E1003

AUTOMATIC DETERMINATION OF STRUCTURAL SUBCLASSES. Shishan Guo, Suzanne Fortier, Janice I. Glasgow, Chemistry Department and Computing and Information Science, Queen's University, Kingston, Ontario, Canada K7L 3N6

With the rapid growth of crystallographic databases, fully automatic methods for mining knowledge from these databases are needed. Several classification algorithms are already incorporated into the databases. While these have greatly facilitated the analysis and classification of datasets, considerable user intervention is still required. For example, extensive examination of the dataset may be needed for the selection of clustering algorithm, data parameters, similarity measure, similarity threshold, stopping point, etc.
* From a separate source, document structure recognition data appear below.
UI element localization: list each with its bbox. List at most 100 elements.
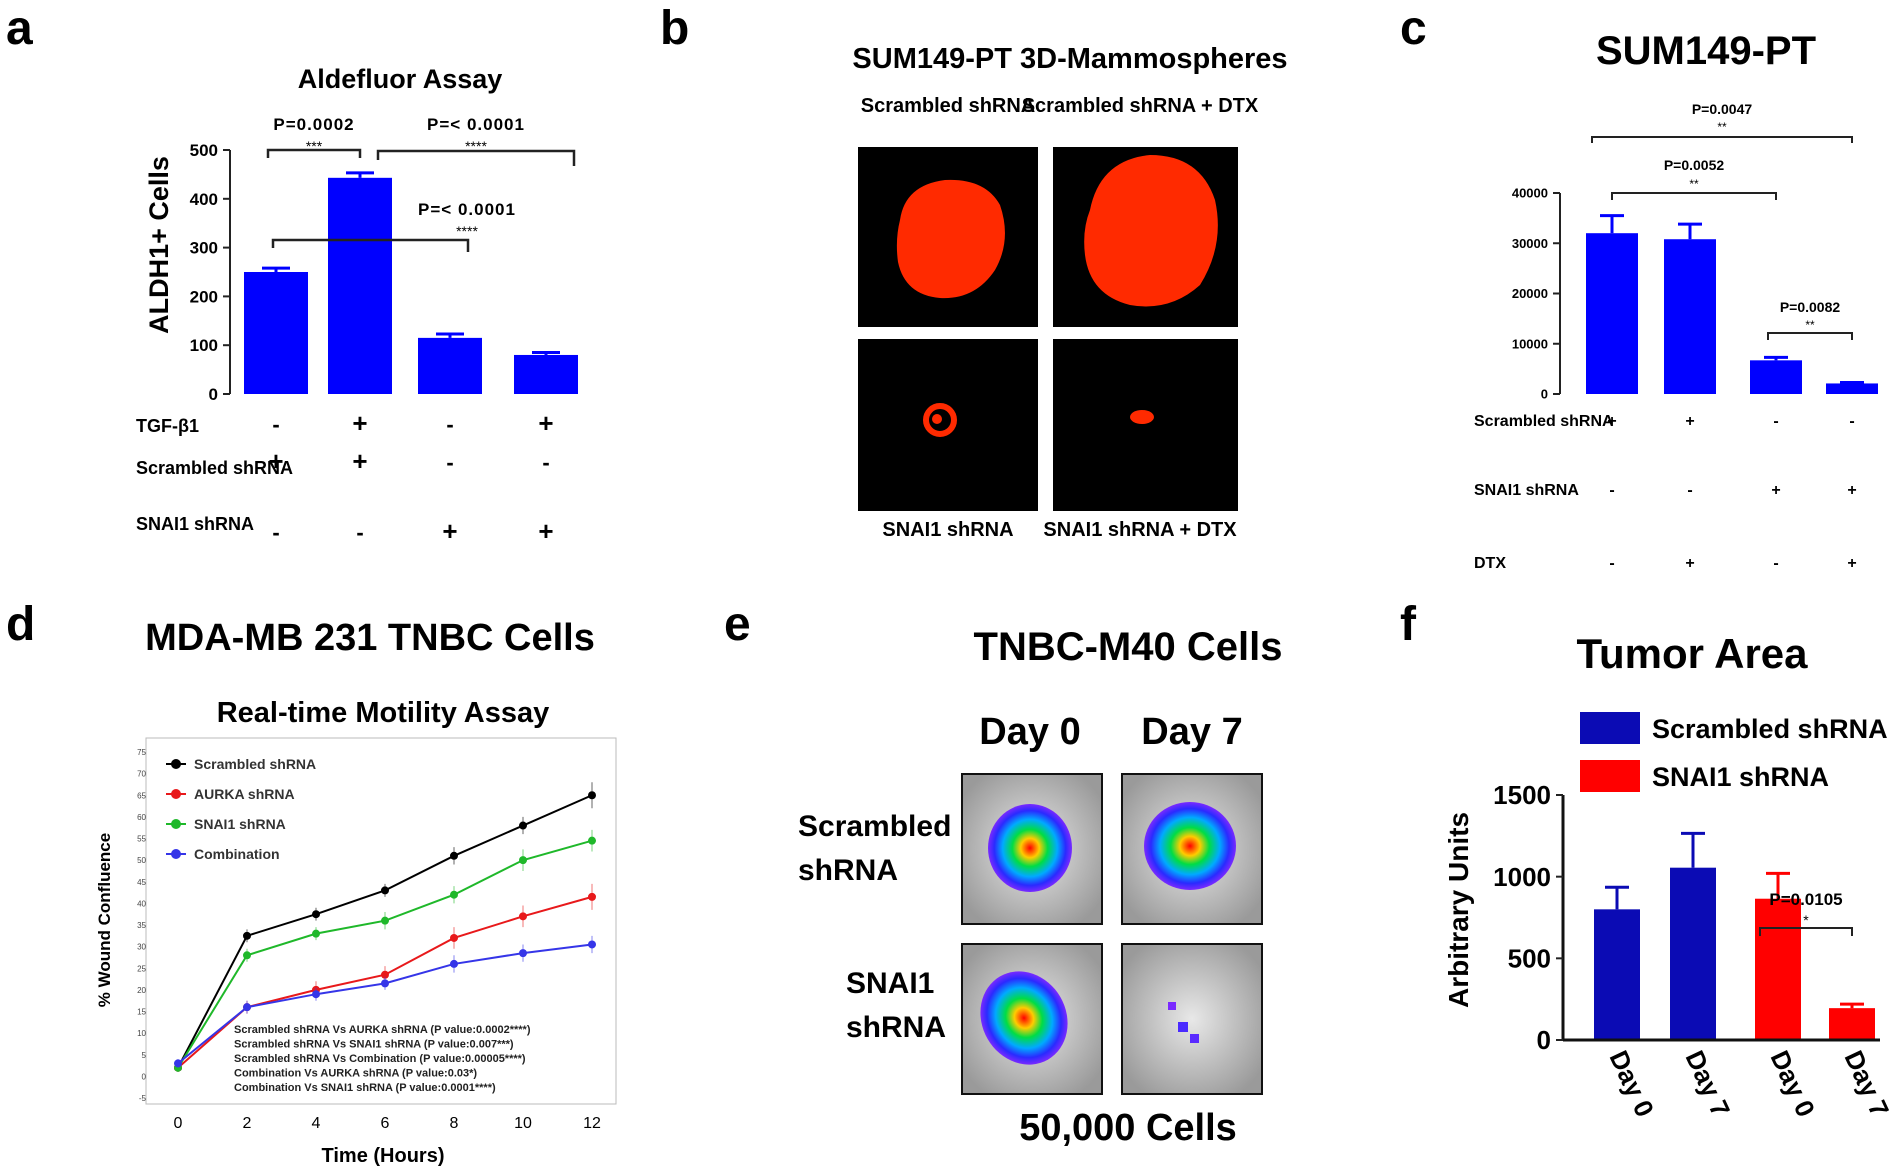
panel-e-title: TNBC-M40 Cells: [974, 625, 1283, 669]
panel-c-mark-0-0: +: [1607, 413, 1616, 430]
panel-c-mark-1-2: +: [1771, 482, 1780, 499]
panel-f-ytick-label-1: 500: [1508, 943, 1551, 973]
bli-signal-snai1-day7-a: [1168, 1002, 1176, 1010]
panel-letter-e: e: [724, 598, 751, 651]
panel-e-footer: 50,000 Cells: [1019, 1107, 1237, 1149]
panel-letter-b: b: [660, 2, 689, 55]
panel-c-cond-scrambled: Scrambled shRNA: [1474, 413, 1614, 430]
panel-a-ticks: 0 100 200 300 400 500: [190, 141, 230, 404]
panel-d-legend-label-1: AURKA shRNA: [194, 786, 295, 802]
panel-f-stars: *: [1803, 912, 1809, 928]
panel-d-point-1-3: [381, 970, 389, 979]
panel-b-label-2: Scrambled shRNA + DTX: [1022, 95, 1259, 117]
panel-d-legend-marker-0: [171, 759, 181, 769]
panel-d-point-3-3: [381, 979, 389, 988]
panel-a-mark-0-2: -: [446, 412, 453, 437]
panel-d-point-3-0: [174, 1059, 182, 1068]
panel-e-col-day0: Day 0: [979, 711, 1080, 753]
panel-a-ylabel: ALDH1+ Cells: [144, 156, 174, 334]
panel-letter-a: a: [6, 2, 33, 55]
panel-d-point-0-2: [312, 910, 320, 919]
panel-f-title: Tumor Area: [1576, 630, 1808, 677]
panel-d-point-1-4: [450, 933, 458, 942]
panel-a-mark-1-2: -: [446, 450, 453, 475]
panel-c-stars-1: **: [1717, 120, 1727, 134]
panel-d-ytick-5: 20: [137, 986, 146, 995]
panel-d-point-0-1: [243, 931, 251, 940]
panel-d-point-0-4: [450, 851, 458, 860]
panel-d-ytick-4: 15: [137, 1008, 146, 1017]
panel-d-ytick-3: 10: [137, 1029, 146, 1038]
panel-d-ylabel: % Wound Confluence: [95, 833, 114, 1007]
panel-f-xtick-2: Day 0: [1765, 1046, 1822, 1122]
panel-a-ytick-label-3: 300: [190, 239, 218, 258]
panel-c-mark-1-0: -: [1609, 482, 1614, 499]
panel-d-xtick-0: 0: [174, 1115, 183, 1132]
bli-image-snai1-day7: [1121, 943, 1263, 1095]
panel-c-bar-1: [1664, 239, 1716, 394]
panel-a-p-2: P=< 0.0001: [427, 115, 525, 134]
panel-c-bracket-2: [1611, 192, 1777, 200]
panel-c-p-2: P=0.0052: [1664, 157, 1725, 173]
panel-a-stars-2: ****: [465, 138, 487, 154]
panel-f-xtick-3: Day 7: [1839, 1046, 1896, 1122]
panel-a-mark-0-0: -: [272, 412, 279, 437]
panel-f-ticks: 0 500 1000 1500: [1493, 780, 1563, 1055]
panel-c-mark-2-2: -: [1773, 555, 1778, 572]
panel-a-bracket-2: [376, 149, 576, 166]
panel-c-stars-3: **: [1805, 318, 1815, 332]
panel-a-ytick-label-4: 400: [190, 190, 218, 209]
panel-d-point-0-3: [381, 886, 389, 895]
panel-e-row-snai1-1: SNAI1: [846, 967, 934, 1000]
panel-d-annotation-0: Scrambled shRNA Vs AURKA shRNA (P value:…: [234, 1024, 531, 1036]
panel-c-ticks: 0 10000 20000 30000 40000: [1512, 186, 1560, 402]
panel-d-ytick-13: 60: [137, 813, 146, 822]
panel-f-ytick-label-2: 1000: [1493, 862, 1551, 892]
panel-d-legend-marker-3: [171, 849, 181, 859]
panel-c-bar-0: [1586, 233, 1638, 394]
panel-a-bar-2: [418, 337, 482, 394]
panel-d-point-1-5: [519, 912, 527, 921]
legend-swatch-snai1: [1580, 760, 1640, 792]
panel-d-xtick-1: 2: [243, 1115, 252, 1132]
panel-b-label-3: SNAI1 shRNA: [882, 519, 1013, 541]
panel-letter-f: f: [1400, 598, 1417, 651]
panel-d-ytick-10: 45: [137, 878, 146, 887]
panel-a-mark-2-2: +: [442, 516, 457, 546]
panel-f-xtick-0: Day 0: [1604, 1046, 1661, 1122]
mammosphere-snai1-dtx: [1130, 410, 1154, 424]
panel-d-legend-marker-2: [171, 819, 181, 829]
panel-a-mark-0-1: +: [352, 408, 367, 438]
panel-d-annotation-4: Combination Vs SNAI1 shRNA (P value:0.00…: [234, 1082, 496, 1094]
panel-d-legend-marker-1: [171, 789, 181, 799]
panel-a-ytick-label-2: 200: [190, 287, 218, 306]
panel-letter-c: c: [1400, 2, 1427, 55]
panel-d-legend-label-3: Combination: [194, 846, 280, 862]
bli-signal-snai1-day0: [980, 971, 1068, 1065]
panel-a-ytick-label-1: 100: [190, 336, 218, 355]
panel-e-row-snai1-2: shRNA: [846, 1011, 946, 1044]
mammosphere-snai1: [923, 403, 957, 437]
panel-d-point-3-2: [312, 990, 320, 999]
panel-d-chart: MDA-MB 231 TNBC Cells Real-time Motility…: [95, 617, 617, 1167]
panel-c-mark-1-1: -: [1687, 482, 1692, 499]
panel-b-title: SUM149-PT 3D-Mammospheres: [852, 43, 1287, 75]
panel-d-ticks: -5 0 5 10 15 20 25 30 35 40 45 50 55 60 65 70 75 0 2 4 6 8 10 1…: [137, 748, 601, 1132]
panel-c-title: SUM149-PT: [1596, 29, 1816, 73]
panel-f-bar-0: [1594, 909, 1640, 1040]
panel-f-bar-2: [1755, 898, 1801, 1040]
panel-c-cond-snai1: SNAI1 shRNA: [1474, 482, 1579, 499]
panel-f-chart: Tumor Area Arbitrary Units 050010001500 …: [1443, 630, 1895, 1121]
panel-b-label-4: SNAI1 shRNA + DTX: [1043, 519, 1237, 541]
panel-d-subtitle: Real-time Motility Assay: [217, 697, 550, 729]
panel-a-cond-tgf: TGF-β1: [136, 416, 199, 436]
panel-c-mark-0-2: -: [1773, 413, 1778, 430]
bli-signal-snai1-day7-c: [1190, 1034, 1199, 1043]
panel-a-bracket-3: [271, 238, 470, 252]
panel-c-p-1: P=0.0047: [1692, 101, 1753, 117]
panel-c-bar-3: [1826, 383, 1878, 394]
panel-f-bars: Day 0 Day 7 Day 0 Day 7: [1563, 831, 1896, 1122]
panel-c-mark-0-1: +: [1685, 413, 1694, 430]
panel-c-ytick-label-0: 0: [1541, 387, 1548, 402]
Furthermore, different choices of algorithms and metrics often yield different results. It is thus important to evaluate the robustness of the results and assess their possible dependence on artifacts of the approach used. Thus, a fully automated classification approach requires methods for both pre-classification data preview and post-classification result assessment. This contribution presents a method for the automatic determination of structural subclasses in datasets retrieved from the CSD. Subclasses/clusters are obtained by undergoing a comprehensive automated data preview which is followed by applying clustering algorithms and then by undergoing post-clustering evaluation of the results. The automatic preview component is based on a comprehensive analysis of histograms and scattergrams generated for potential classification parameters. This process helps identify informative parameters and gives a preliminary clustering of the dataset. For post-classification evaluation, plots of a clustering similarity index are used to assess how the results are affected by different algorithms and by the introduction of random noise into the dataset. These plots help understand the nature of the datasets being analysed by revealing characteristic features associated with the degree of overlap among the subclasses and by identifying where maximum similarity occurs. Application of the automatic classification approach to four representative datasets - valine, hexopyronose sugars, steroid side-chains and six-membered rings - will be presented.